Artificial Intelligence, or AI, isn’t just coming to industrialized construction; it’s already here. It can do work as benign as writing text descriptions of floor plans and rendering files, or it can be a game changer when it comes to the factory automation cost equation.
When I first saw the 2004 American science fiction action film I, Robot, starring Will Smith, I believed that robots could get to that level at some point, just not in my lifetime. I was wrong, completely wrong.

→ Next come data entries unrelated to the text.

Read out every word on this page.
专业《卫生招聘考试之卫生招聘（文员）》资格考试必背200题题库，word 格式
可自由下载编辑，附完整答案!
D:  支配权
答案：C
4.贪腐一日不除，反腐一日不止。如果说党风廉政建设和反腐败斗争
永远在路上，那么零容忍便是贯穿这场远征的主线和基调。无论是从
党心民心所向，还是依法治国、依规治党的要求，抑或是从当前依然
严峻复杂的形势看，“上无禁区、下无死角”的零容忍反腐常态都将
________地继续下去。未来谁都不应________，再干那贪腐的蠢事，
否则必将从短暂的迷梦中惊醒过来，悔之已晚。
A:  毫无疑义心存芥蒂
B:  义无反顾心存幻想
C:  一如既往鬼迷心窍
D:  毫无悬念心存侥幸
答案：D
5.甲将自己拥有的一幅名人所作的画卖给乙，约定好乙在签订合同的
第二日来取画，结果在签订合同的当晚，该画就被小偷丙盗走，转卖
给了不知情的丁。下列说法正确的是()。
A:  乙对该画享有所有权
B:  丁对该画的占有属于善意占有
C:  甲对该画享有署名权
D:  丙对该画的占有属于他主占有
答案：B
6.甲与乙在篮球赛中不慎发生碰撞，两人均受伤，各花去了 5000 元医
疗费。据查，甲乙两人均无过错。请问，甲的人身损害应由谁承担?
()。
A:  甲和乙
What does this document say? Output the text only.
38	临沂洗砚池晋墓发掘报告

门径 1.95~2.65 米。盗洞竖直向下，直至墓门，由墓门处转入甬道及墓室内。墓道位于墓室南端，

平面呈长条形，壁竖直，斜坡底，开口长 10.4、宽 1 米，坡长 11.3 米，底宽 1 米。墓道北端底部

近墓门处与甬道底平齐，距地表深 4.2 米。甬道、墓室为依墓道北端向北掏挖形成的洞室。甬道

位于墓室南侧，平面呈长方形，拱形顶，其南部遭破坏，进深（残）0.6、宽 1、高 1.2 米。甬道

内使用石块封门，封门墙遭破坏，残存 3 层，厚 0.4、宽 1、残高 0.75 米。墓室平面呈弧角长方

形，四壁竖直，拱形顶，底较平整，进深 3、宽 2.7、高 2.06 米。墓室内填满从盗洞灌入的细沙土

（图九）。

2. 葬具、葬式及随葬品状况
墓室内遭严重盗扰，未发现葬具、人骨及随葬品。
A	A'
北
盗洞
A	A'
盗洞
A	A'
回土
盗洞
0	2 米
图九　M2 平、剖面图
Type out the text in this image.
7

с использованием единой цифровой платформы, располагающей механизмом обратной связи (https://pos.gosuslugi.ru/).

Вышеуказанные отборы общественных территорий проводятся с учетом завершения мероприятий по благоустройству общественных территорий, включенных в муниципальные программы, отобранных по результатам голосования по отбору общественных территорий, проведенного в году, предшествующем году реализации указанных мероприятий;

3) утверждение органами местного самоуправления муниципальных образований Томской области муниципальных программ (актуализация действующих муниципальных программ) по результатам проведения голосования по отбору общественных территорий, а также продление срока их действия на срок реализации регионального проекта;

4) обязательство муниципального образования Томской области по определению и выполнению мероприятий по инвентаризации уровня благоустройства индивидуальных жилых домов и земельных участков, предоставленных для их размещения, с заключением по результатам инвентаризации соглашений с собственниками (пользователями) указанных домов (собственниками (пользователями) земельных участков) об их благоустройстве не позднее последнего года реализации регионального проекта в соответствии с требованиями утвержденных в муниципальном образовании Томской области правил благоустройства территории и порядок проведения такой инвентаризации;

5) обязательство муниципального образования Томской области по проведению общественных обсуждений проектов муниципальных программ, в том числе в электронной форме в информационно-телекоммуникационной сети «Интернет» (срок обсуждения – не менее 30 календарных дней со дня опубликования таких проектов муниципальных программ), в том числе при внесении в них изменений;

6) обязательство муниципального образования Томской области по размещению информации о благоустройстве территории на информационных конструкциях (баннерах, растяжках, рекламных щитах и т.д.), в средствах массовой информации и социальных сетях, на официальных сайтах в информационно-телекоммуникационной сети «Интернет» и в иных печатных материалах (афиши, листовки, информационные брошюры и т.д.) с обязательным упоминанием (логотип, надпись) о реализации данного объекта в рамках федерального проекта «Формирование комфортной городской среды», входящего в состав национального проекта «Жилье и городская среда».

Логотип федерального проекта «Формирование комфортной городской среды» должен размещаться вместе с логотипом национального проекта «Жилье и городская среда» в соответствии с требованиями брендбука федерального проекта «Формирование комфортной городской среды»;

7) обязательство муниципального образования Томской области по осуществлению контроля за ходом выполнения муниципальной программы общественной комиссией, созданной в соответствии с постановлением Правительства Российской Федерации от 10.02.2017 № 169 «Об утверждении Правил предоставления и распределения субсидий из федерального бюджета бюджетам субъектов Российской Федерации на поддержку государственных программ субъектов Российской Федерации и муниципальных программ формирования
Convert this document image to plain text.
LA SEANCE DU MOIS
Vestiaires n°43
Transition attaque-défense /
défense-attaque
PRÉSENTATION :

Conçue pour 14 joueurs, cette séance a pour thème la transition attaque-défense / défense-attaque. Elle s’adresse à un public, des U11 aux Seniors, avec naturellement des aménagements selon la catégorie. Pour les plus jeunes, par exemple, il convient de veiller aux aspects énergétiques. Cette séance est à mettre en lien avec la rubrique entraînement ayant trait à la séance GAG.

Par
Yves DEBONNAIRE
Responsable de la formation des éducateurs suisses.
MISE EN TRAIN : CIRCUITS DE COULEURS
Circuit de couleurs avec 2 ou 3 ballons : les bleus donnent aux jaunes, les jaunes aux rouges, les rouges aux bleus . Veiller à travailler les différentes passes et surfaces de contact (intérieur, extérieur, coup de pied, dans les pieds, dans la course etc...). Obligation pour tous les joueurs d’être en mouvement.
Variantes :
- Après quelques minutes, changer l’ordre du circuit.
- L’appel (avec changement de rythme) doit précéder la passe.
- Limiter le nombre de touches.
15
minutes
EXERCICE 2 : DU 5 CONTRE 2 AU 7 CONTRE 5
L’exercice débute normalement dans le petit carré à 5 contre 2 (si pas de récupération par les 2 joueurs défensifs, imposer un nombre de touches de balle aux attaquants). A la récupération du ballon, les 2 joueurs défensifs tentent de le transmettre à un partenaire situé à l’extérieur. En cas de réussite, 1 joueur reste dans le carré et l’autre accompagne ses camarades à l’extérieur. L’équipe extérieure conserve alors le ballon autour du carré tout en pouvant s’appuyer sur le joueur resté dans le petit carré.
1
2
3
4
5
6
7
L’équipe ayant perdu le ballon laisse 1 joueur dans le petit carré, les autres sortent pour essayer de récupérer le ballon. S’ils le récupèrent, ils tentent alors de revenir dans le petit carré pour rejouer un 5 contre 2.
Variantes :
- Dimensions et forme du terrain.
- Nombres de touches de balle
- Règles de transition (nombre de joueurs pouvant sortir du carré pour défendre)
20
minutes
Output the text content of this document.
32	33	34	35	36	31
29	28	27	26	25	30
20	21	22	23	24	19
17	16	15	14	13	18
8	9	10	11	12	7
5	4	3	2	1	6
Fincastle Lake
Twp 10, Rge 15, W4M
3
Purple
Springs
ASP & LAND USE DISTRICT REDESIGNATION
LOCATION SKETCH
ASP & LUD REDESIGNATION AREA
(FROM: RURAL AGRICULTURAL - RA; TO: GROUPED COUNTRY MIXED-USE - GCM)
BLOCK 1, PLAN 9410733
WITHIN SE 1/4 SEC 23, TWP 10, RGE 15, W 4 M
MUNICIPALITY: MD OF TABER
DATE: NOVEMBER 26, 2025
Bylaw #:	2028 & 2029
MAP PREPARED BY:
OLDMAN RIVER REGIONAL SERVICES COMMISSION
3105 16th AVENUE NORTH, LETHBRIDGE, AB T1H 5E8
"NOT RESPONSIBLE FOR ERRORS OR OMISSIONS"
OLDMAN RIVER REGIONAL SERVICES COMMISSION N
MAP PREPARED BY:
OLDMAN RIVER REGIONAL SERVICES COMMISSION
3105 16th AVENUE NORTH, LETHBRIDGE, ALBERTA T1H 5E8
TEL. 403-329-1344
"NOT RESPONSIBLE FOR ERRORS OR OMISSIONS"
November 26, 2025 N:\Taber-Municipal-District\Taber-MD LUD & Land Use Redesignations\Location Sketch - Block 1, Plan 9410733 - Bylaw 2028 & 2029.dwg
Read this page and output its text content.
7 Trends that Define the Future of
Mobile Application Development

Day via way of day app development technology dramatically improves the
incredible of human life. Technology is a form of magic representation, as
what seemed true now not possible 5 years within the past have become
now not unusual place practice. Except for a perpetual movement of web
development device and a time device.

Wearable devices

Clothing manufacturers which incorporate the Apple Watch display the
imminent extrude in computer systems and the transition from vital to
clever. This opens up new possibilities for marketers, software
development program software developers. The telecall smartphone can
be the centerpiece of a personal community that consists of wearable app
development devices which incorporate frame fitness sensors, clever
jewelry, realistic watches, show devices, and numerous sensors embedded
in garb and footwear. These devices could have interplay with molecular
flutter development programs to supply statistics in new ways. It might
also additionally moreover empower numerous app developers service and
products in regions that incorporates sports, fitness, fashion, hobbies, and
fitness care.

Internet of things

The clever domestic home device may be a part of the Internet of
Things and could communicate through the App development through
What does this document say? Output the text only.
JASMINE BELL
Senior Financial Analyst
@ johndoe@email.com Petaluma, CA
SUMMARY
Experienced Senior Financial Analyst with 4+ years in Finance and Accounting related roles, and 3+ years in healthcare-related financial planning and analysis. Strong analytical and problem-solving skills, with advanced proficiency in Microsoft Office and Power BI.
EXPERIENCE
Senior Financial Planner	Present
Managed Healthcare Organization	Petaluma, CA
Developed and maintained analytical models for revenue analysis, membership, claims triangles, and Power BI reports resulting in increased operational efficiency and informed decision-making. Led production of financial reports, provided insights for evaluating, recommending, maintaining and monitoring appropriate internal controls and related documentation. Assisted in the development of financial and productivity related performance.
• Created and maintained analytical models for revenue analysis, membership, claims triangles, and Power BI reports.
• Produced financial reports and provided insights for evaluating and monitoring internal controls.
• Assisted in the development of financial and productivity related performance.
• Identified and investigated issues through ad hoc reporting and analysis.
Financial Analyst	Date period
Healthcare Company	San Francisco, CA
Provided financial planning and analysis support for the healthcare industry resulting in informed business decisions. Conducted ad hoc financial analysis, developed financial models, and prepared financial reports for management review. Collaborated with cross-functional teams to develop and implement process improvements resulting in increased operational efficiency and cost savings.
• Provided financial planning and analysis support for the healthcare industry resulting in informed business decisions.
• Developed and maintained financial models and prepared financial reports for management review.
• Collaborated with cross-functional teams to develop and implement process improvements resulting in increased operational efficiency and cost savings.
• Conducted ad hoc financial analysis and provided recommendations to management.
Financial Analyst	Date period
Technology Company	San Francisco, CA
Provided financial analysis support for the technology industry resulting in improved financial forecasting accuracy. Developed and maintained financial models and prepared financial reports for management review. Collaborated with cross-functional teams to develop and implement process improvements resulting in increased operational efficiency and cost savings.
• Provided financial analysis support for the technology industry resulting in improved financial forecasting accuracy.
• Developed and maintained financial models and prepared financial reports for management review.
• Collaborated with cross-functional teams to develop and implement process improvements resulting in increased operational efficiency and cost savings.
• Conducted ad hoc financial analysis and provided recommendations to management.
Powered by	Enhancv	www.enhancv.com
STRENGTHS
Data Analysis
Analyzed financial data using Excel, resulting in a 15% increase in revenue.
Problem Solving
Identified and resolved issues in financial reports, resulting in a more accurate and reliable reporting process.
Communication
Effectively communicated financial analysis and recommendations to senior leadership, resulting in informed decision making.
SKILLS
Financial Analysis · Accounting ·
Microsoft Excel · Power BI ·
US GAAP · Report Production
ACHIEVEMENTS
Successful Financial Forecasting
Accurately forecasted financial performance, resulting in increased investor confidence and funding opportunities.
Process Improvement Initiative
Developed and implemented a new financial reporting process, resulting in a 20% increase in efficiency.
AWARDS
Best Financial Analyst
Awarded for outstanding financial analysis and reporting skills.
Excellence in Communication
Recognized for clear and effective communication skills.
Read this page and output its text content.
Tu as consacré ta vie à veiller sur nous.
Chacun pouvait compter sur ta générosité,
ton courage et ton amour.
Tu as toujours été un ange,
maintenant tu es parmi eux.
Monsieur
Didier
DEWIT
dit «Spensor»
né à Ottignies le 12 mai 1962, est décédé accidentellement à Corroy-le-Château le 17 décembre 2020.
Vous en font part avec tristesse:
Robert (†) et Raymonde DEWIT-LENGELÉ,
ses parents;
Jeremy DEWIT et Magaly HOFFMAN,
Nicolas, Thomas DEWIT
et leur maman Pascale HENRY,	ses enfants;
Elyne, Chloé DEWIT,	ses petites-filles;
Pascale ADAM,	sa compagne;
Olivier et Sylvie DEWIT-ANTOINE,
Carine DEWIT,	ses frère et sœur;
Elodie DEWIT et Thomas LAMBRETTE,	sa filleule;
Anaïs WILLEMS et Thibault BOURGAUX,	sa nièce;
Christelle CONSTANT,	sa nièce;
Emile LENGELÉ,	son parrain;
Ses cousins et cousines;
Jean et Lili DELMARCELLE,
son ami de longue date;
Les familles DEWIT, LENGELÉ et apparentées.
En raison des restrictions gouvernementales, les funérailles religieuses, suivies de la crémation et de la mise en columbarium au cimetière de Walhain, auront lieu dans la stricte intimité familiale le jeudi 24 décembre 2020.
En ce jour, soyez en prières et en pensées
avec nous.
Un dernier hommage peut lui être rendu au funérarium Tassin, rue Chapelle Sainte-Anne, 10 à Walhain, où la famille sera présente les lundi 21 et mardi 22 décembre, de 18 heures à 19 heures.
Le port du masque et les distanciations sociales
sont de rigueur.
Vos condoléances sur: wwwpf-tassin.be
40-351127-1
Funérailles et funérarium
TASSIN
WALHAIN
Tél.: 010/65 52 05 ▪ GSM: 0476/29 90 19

A few months ago I binge-watched a Netflix Series called 3 Body Problem. In it, there’s an illuminating observation made by an alien race about technology acceleration. The aliens noted that while humans have existed for more than 100,000 years, it took them 90,000 years to discover agriculture and to become farmers rather than hunter-gatherers. However, it took just 10,000 more years for humans to evolve from farmers to industrialists, and a little less than 200 years after the start of the Industrial Revolution to develop atomic power. Just 50 years later, computers were driving the information age. The point is that technology is hurtling forward at warp speed — and it will only get faster. That includes offsite construction.
Tech skeptics often compare offsite construction to auto manufacturing. In 2015, for example, Ford spent $3 billion developing the new F-150 and the automated production processes used to assemble it. Relatively speaking, that was easy. The F-150 has fairly limited variations, the factory robots can be taught every precise move needed to place, weld, or install each part, and each variation can be sold in 49 states.
Homes are more challenging. Every state, as well as many cities and towns, has its very own variation of the I-codes. And when was the last time you saw a car or truck built out of warped and waned wood? We humans haven’t made the construction of our homes an easy process to mass replicate.
But what if an AI-driven robot could sense if a 2×4 was warped, and crown it in the correct direction? What if it could determine that a stud was split and cull it from the build of the wall assembly? And what if you didn’t have to teach any of that to the robot, but it learned and did it all by itself?
This technology is coming, and once it’s developed, you won’t need three technicians standing by a wall table to fix and rework problems. That will leave the factory with more capital to deploy for robots and automation. We may even be able to follow Moore’s law and double the speed and sophistication of homebuilding technology at half the cost going forward.
Of course, there’s also the question of whether we can use AI to design homes. We can, but design poses a different problem. Most American consumers still fundamentally want their homes to look like those they grew up in, and, in fact, homes today look a lot like they did a few centuries ago, at least on the outside. That’s what the consumer buys. We have most of what was in the Jetson’s home; we just don’t want to live in a structure that looks like the Jetson’s home.
Despite these challenges, I believe that in the very near future technology acceleration will lead to homes that are designed and built faster and better with AI. Will we have failures along the way? Of course we will. And some of them will be expensive failures. But the homebuilding game board is changing under our feet every day.
Winston Churchill once said, “Success is stumbling from failure to failure with no loss of enthusiasm.” That’s apropos for AI in homebuilding and I for one, am enthusiastic about the future!